Parents have been up in arms because our children play up and down these blocks, and the formerly safe streets to which we moved had been utterly transformed into much less safe, virtual collector streets overnight.

The argument of the anti-barrier folks was that many less drastic solutions (e.g., traffic light, traffic circle) would address the safe intersection issue at River and Fessenden, without unfairly creating traffic problems for the surrounding neighborhood (an argument with which DDOT has concurred).

Needless to say, where you live is how you stand, with both sides claiming safety, and a majority of residents, on their side. The entire matter was resolved in a one-issue, ANC commissioner special election, which had an unpredented turnout (with many voting in an ANC race for the first and last time). One candidate ran against and one ran for the barrier, and it was known they essentially agreed on all other issues (e.g., both were strongly anti-development). Everyone in the nighborhood understood that this election was simply a referendum on the barrier, and all the listservs and door-to-door campaigning ensured everyone knew about it.(For example, the barrier issue was the only reason why I and my neighbors went out to vote on that night of torrential downpours.)

By a landslide, the neighborhood showed it was strongly against the barrier, and the new, anti-barrier ANC commissioner had a clear mandate to work with DDOT on this point. Democracy in action.

Now, if we could only have that knid of input on how our schools are run.

Posted by: AU Park resident | May 31, 2006 12:49 PM

Are there similarly effective listserv groups in more blue-collar, less affluent neighborhoods? To me, that would be even more impressive, since such residents normally don't have those backgrounds.

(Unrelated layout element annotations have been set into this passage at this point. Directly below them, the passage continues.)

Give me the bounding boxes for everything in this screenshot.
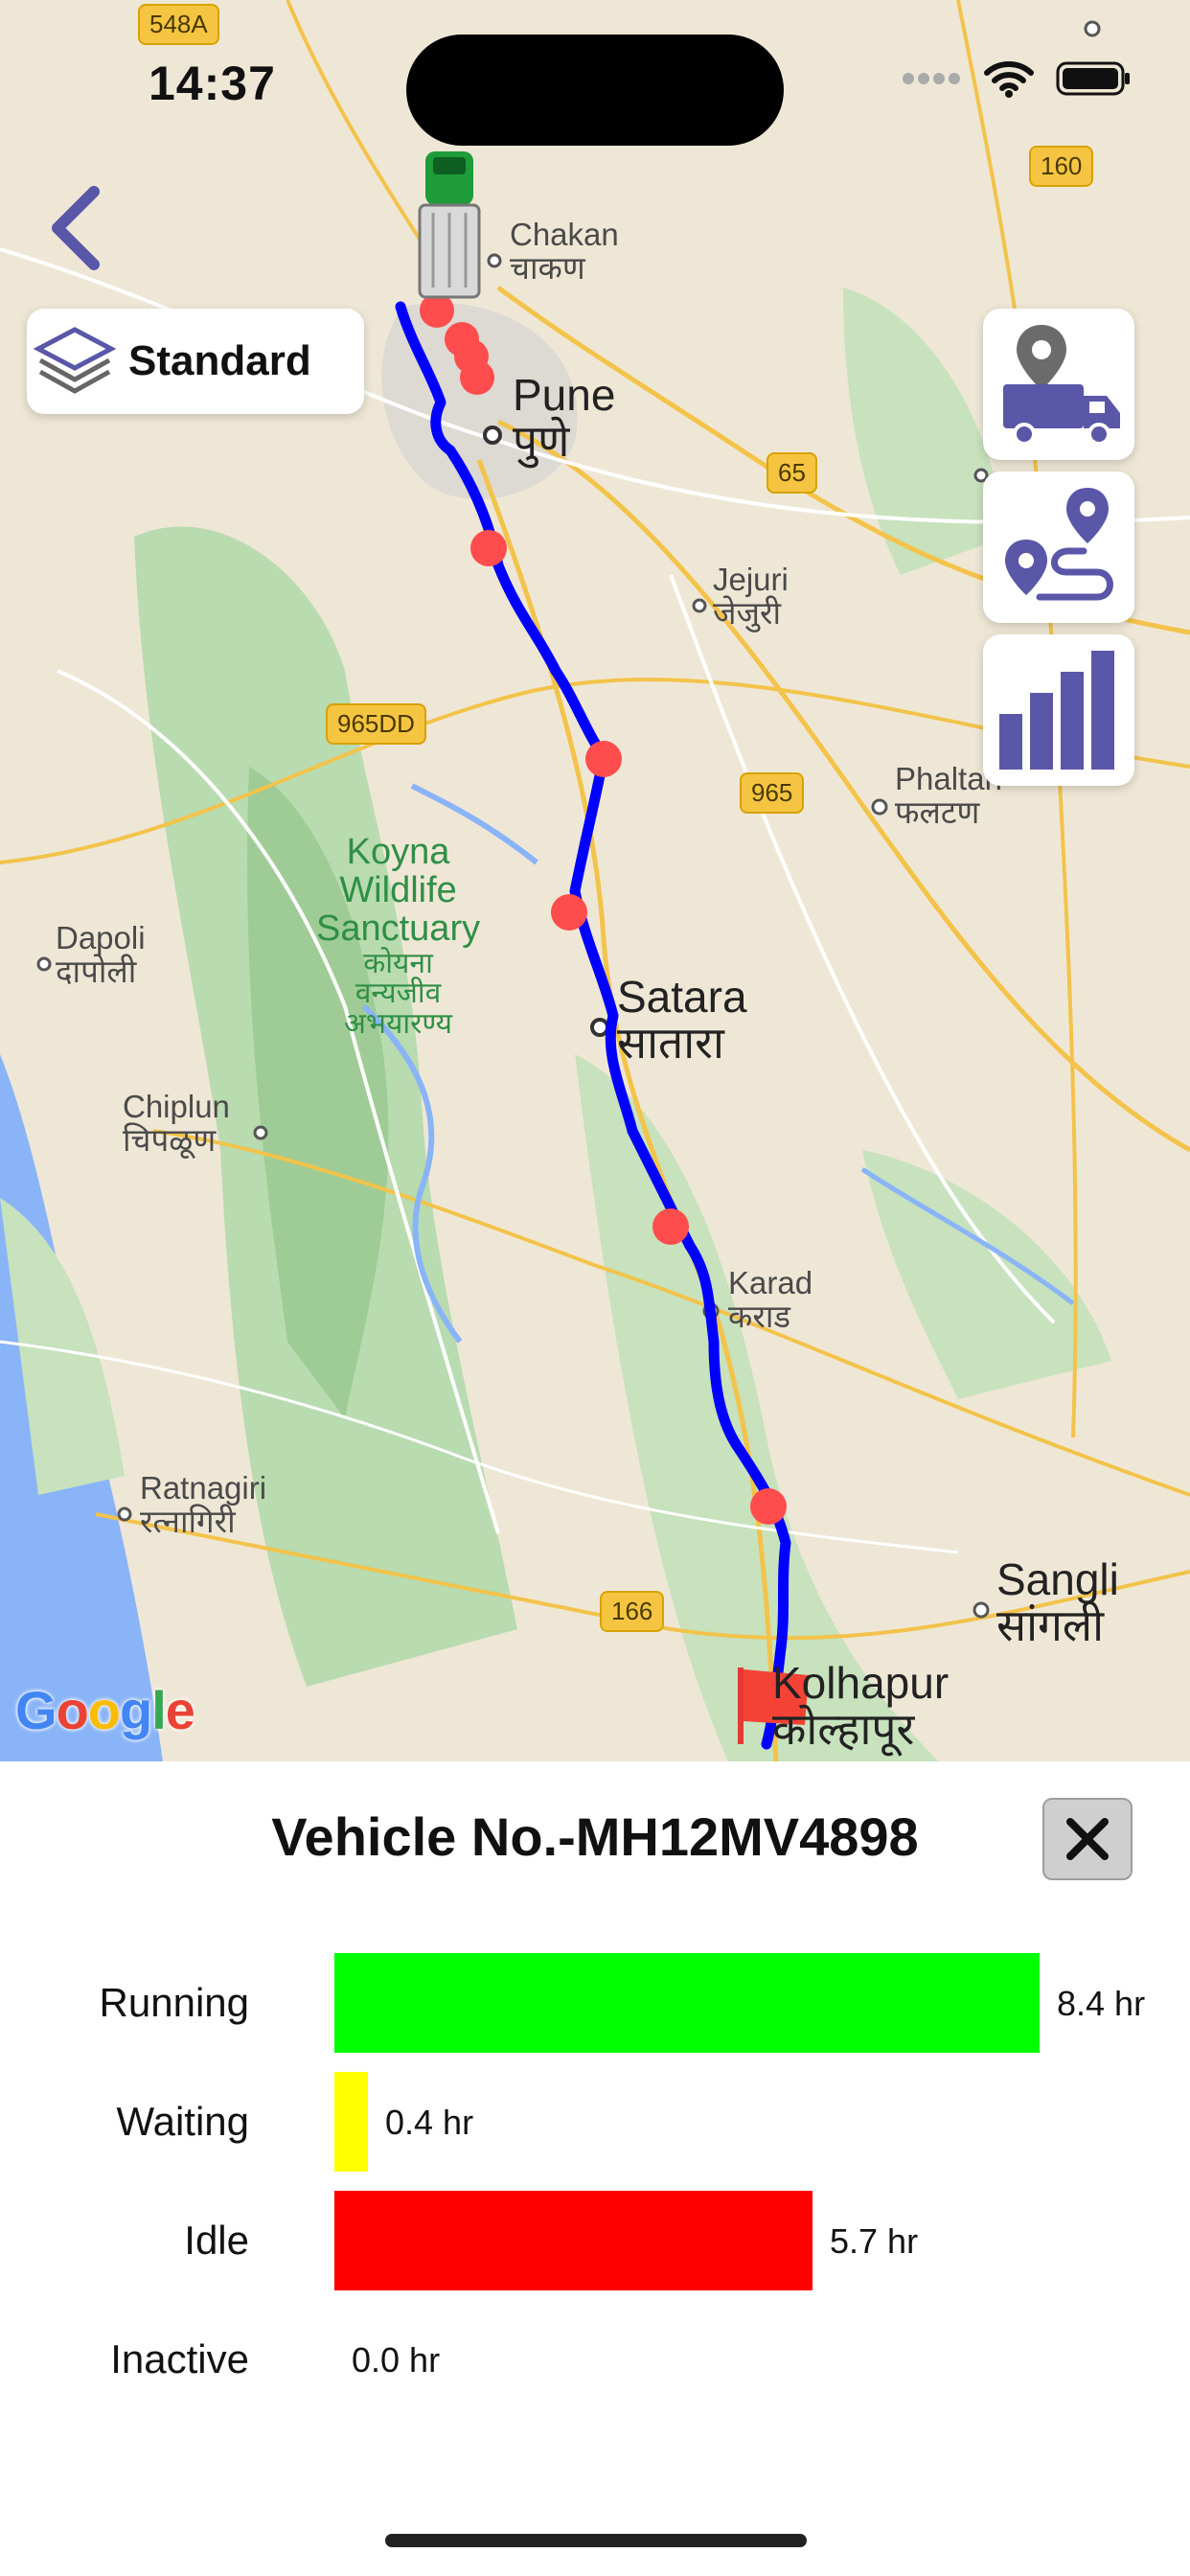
google-logo-letter: G xyxy=(15,1680,57,1740)
dynamic-island xyxy=(406,34,784,146)
place-label: Sangli सांगली xyxy=(996,1556,1119,1649)
map-view[interactable]: Chakan चाकण Pune पुणे Jejuri जेजुरी Phaltan फलट… xyxy=(0,0,1190,1761)
google-logo-letter: e xyxy=(165,1680,195,1740)
place-label: Chiplun चिपळूण xyxy=(123,1089,230,1159)
layers-icon xyxy=(33,327,117,394)
place-label: Satara सातारा xyxy=(617,974,747,1067)
back-button[interactable] xyxy=(34,180,121,276)
place-name-marathi: सांगली xyxy=(996,1599,1105,1652)
status-value: 0.4 hr xyxy=(385,2103,474,2142)
stop-marker xyxy=(460,360,494,395)
status-label: Inactive xyxy=(110,2336,249,2381)
status-label: Waiting xyxy=(116,2099,250,2144)
place-name-marathi: फलटण xyxy=(895,793,980,831)
place-name-marathi: कराड xyxy=(728,1297,791,1335)
park-name-line2: Wildlife xyxy=(339,869,457,910)
google-logo-letter: o xyxy=(87,1680,121,1740)
place-name: Dapoli xyxy=(56,920,146,955)
place-name-marathi: रत्नागिरी xyxy=(140,1502,236,1540)
place-name: Kolhapur xyxy=(772,1658,950,1708)
status-bar xyxy=(334,2072,368,2172)
place-name-marathi: सातारा xyxy=(617,1017,724,1070)
status-value: 8.4 hr xyxy=(1057,1984,1146,2023)
stop-marker xyxy=(652,1208,689,1245)
place-name: Karad xyxy=(728,1265,813,1300)
place-name: Ratnagiri xyxy=(140,1470,267,1506)
place-label: Chakan चाकण xyxy=(510,218,619,285)
road-shield: 965 xyxy=(740,772,805,814)
close-button[interactable] xyxy=(1042,1798,1133,1880)
status-bar xyxy=(334,2191,812,2290)
stop-marker xyxy=(585,741,622,777)
google-logo: Google xyxy=(15,1679,195,1741)
place-name: Satara xyxy=(617,972,747,1022)
status-label: Idle xyxy=(184,2218,249,2263)
close-icon xyxy=(1066,1818,1109,1860)
bar-chart-icon xyxy=(999,651,1114,770)
park-name-mr3: अभयारण्य xyxy=(343,1006,453,1041)
place-name-marathi: दापोली xyxy=(56,952,137,990)
place-name-marathi: जेजुरी xyxy=(713,593,782,632)
status-label: Running xyxy=(99,1980,249,2025)
place-label: Jejuri जेजुरी xyxy=(713,562,789,632)
place-name: Chiplun xyxy=(123,1089,230,1124)
battery-icon xyxy=(1056,59,1133,103)
road-shield: 65 xyxy=(767,452,817,494)
park-name-mr2: वन्यजीव xyxy=(355,977,442,1011)
stop-marker xyxy=(551,894,587,931)
park-name-line1: Koyna xyxy=(346,832,450,872)
google-logo-letter: o xyxy=(56,1680,89,1740)
route-button[interactable] xyxy=(983,472,1134,623)
status-value: 0.0 hr xyxy=(352,2340,441,2380)
road-shield: 160 xyxy=(1029,146,1094,187)
status-value: 5.7 hr xyxy=(830,2221,919,2261)
truck-location-icon xyxy=(1003,325,1120,446)
place-label: Karad कराड xyxy=(728,1265,813,1335)
road-shield: 166 xyxy=(600,1591,665,1632)
home-indicator[interactable] xyxy=(385,2534,807,2547)
route-icon xyxy=(1005,488,1113,601)
status-time: 14:37 xyxy=(149,57,276,110)
wifi-icon xyxy=(983,59,1035,103)
place-name: Chakan xyxy=(510,217,619,252)
vehicle-location-button[interactable] xyxy=(983,309,1134,460)
stop-marker xyxy=(470,530,507,566)
place-name-marathi: चिपळूण xyxy=(123,1120,217,1159)
truck-marker-icon xyxy=(418,151,481,299)
google-logo-letter: l xyxy=(151,1680,167,1740)
place-name: Pune xyxy=(513,370,616,420)
status-icons xyxy=(901,59,1133,103)
status-bar xyxy=(334,1953,1040,2053)
park-label: Koyna Wildlife Sanctuary कोयना वन्यजीव अ… xyxy=(316,832,481,1041)
place-label: Pune पुणे xyxy=(513,372,615,465)
place-name-marathi: चाकण xyxy=(510,248,585,287)
stop-marker xyxy=(750,1488,787,1525)
place-label: Dapoli दापोली xyxy=(56,920,146,990)
chevron-left-icon xyxy=(52,186,100,270)
map-type-button[interactable]: Standard xyxy=(27,309,364,414)
place-name-marathi: कोल्हापूर xyxy=(772,1703,915,1756)
place-label: Ratnagiri रत्नागिरी xyxy=(140,1470,267,1540)
map-type-label: Standard xyxy=(128,337,311,384)
google-logo-letter: g xyxy=(120,1680,152,1740)
park-name-line3: Sanctuary xyxy=(316,908,481,949)
place-label: Kolhapur कोल्हापूर xyxy=(772,1660,949,1753)
road-shield: 548A xyxy=(138,4,219,45)
vehicle-title: Vehicle No.-MH12MV4898 xyxy=(271,1806,919,1867)
report-chart-button[interactable] xyxy=(983,634,1134,786)
place-name: Jejuri xyxy=(713,562,789,597)
vehicle-summary-sheet: Vehicle No.-MH12MV4898 Running 8.4 hr Wait… xyxy=(0,1761,1190,2576)
place-name: Sangli xyxy=(996,1554,1119,1604)
signal-dots-icon xyxy=(901,71,962,91)
park-name-mr1: कोयना xyxy=(363,946,433,980)
road-shield: 965DD xyxy=(326,703,426,745)
place-name-marathi: पुणे xyxy=(513,415,570,468)
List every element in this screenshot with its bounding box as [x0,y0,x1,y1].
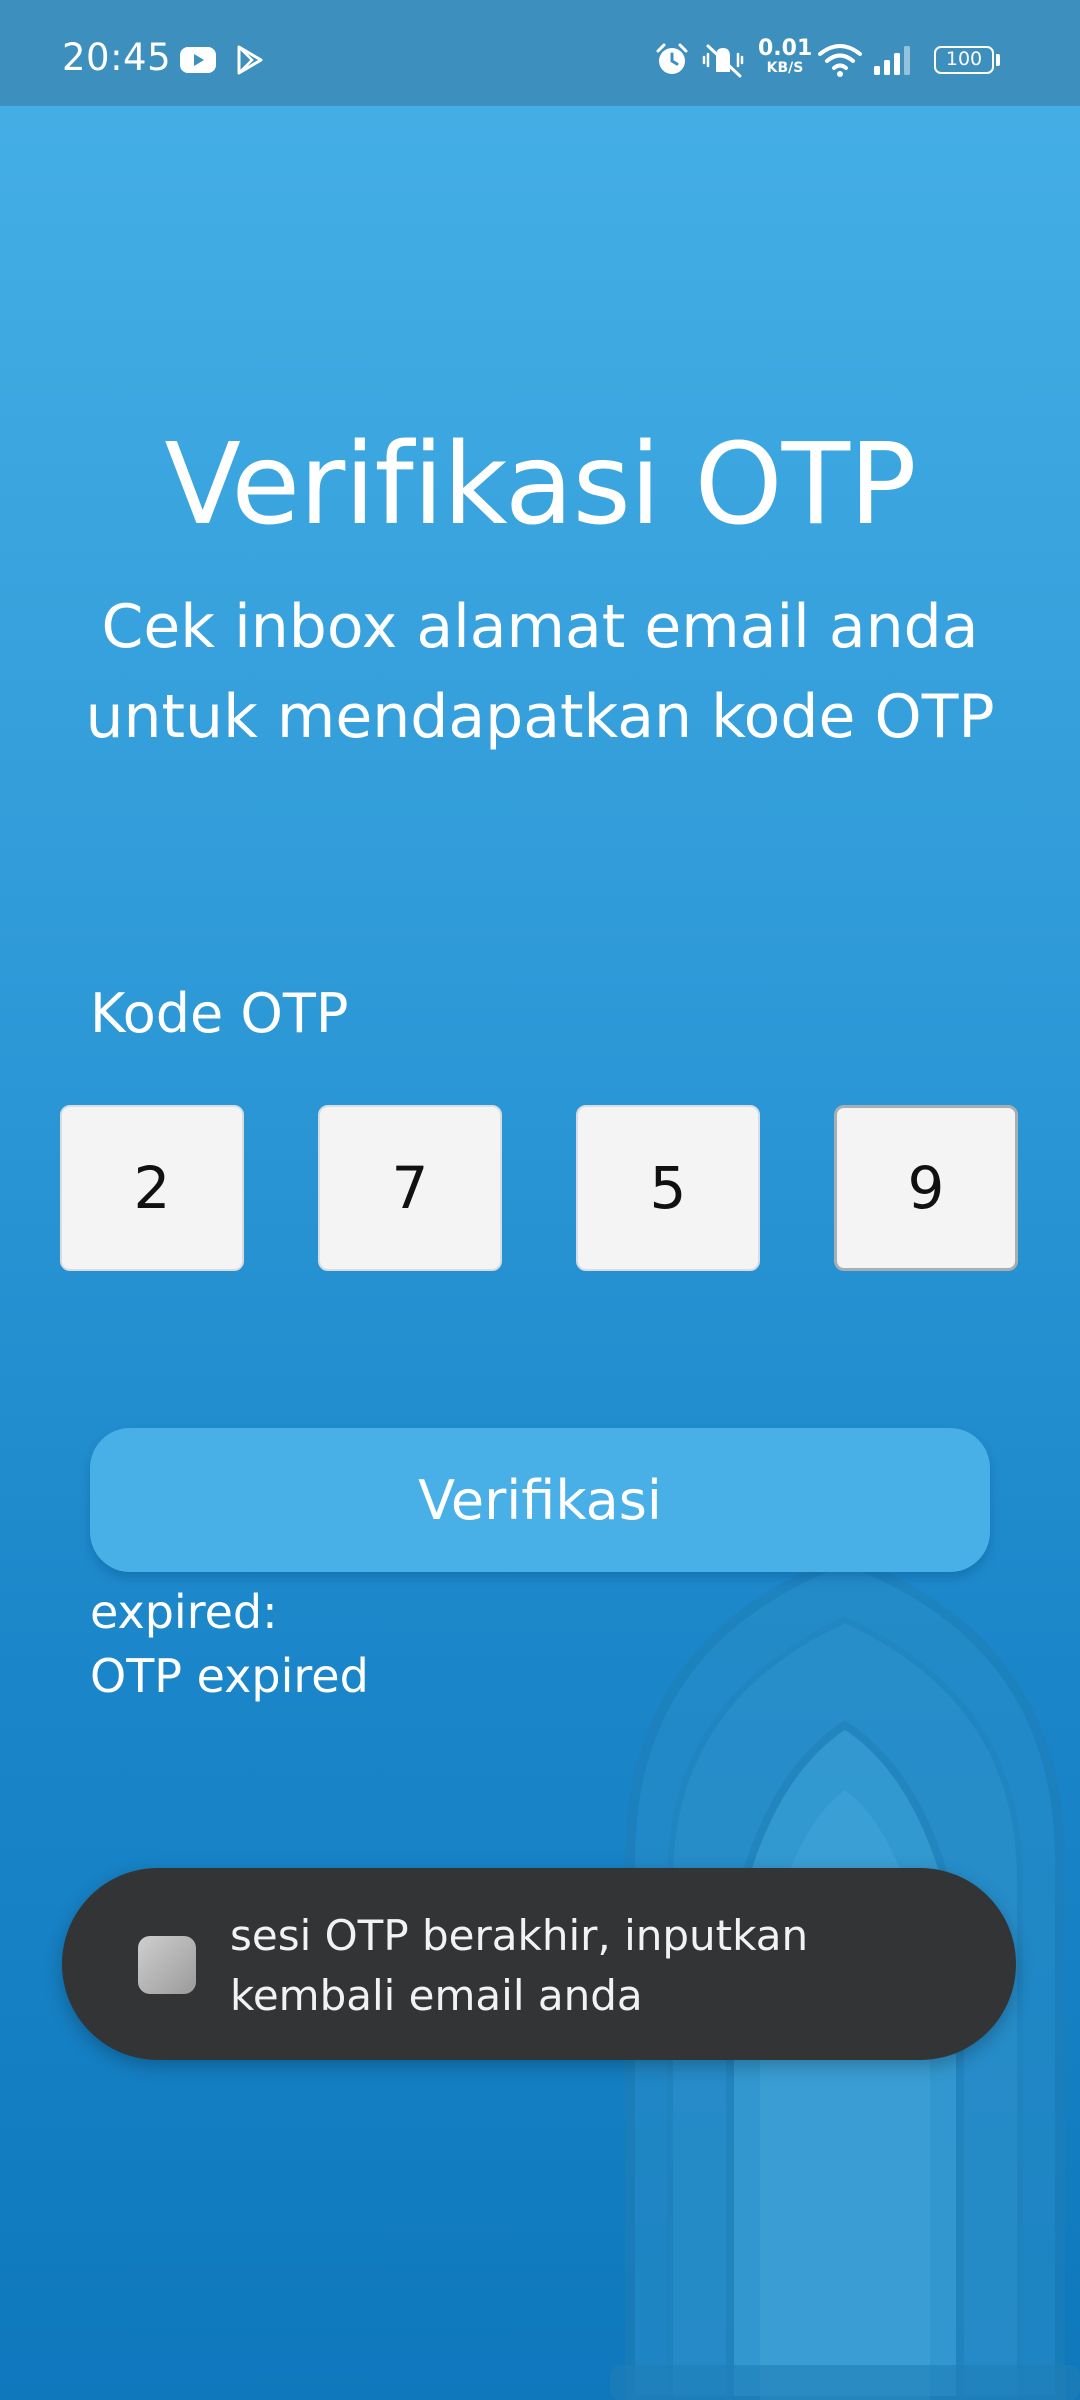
battery-icon: 100 [934,46,994,74]
page-title: Verifikasi OTP [164,420,916,550]
signal-icon [872,44,916,80]
battery-tip [996,54,1000,66]
otp-digit-4[interactable] [834,1105,1018,1271]
otp-verification-screen: 20:45 0.01 KB/S 100 Verifikasi OTP Cek i… [0,0,1080,2400]
youtube-icon [180,46,216,78]
otp-digit-1[interactable] [60,1105,244,1271]
toast-notification: sesi OTP berakhir, inputkan kembali emai… [62,1868,1016,2060]
network-speed-unit: KB/S [766,60,804,76]
app-icon [138,1936,196,1994]
network-speed-value: 0.01 [758,36,813,61]
verify-button[interactable]: Verifikasi [90,1428,990,1572]
otp-status-message: OTP expired [90,1649,369,1703]
alarm-icon [654,42,690,82]
otp-label: Kode OTP [90,982,349,1045]
otp-digit-3[interactable] [576,1105,760,1271]
otp-input-group [60,1105,1020,1271]
toast-message: sesi OTP berakhir, inputkan kembali emai… [230,1911,809,2020]
page-subtitle: Cek inbox alamat email anda untuk mendap… [85,592,995,752]
mute-vibrate-icon [700,42,746,82]
otp-digit-2[interactable] [318,1105,502,1271]
otp-status: expired: OTP expired [90,1580,369,1708]
network-speed: 0.01 KB/S [758,36,813,76]
status-time: 20:45 [62,36,172,79]
play-store-icon [234,44,266,80]
status-bar: 20:45 0.01 KB/S 100 [0,0,1080,106]
otp-status-label: expired: [90,1585,278,1639]
wifi-icon [818,42,862,82]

Posted by: Vincent | May 31, 2006 2:58 PM

AU Park Resident,

Thanks for laying this out. That barrier has always baffled me, adding to the frustrations of driving that stretch of River Road. It works back from the light at Western and River Road, where River is inexplicably narrowed to one lane by parked cars. Someone must have powerful juju to keep those parking spaces legal. The light the block before is always backed up causing us "in the know" types to divert down the side streets. Maybe the new ANC commissioner can take on those two parking spaces?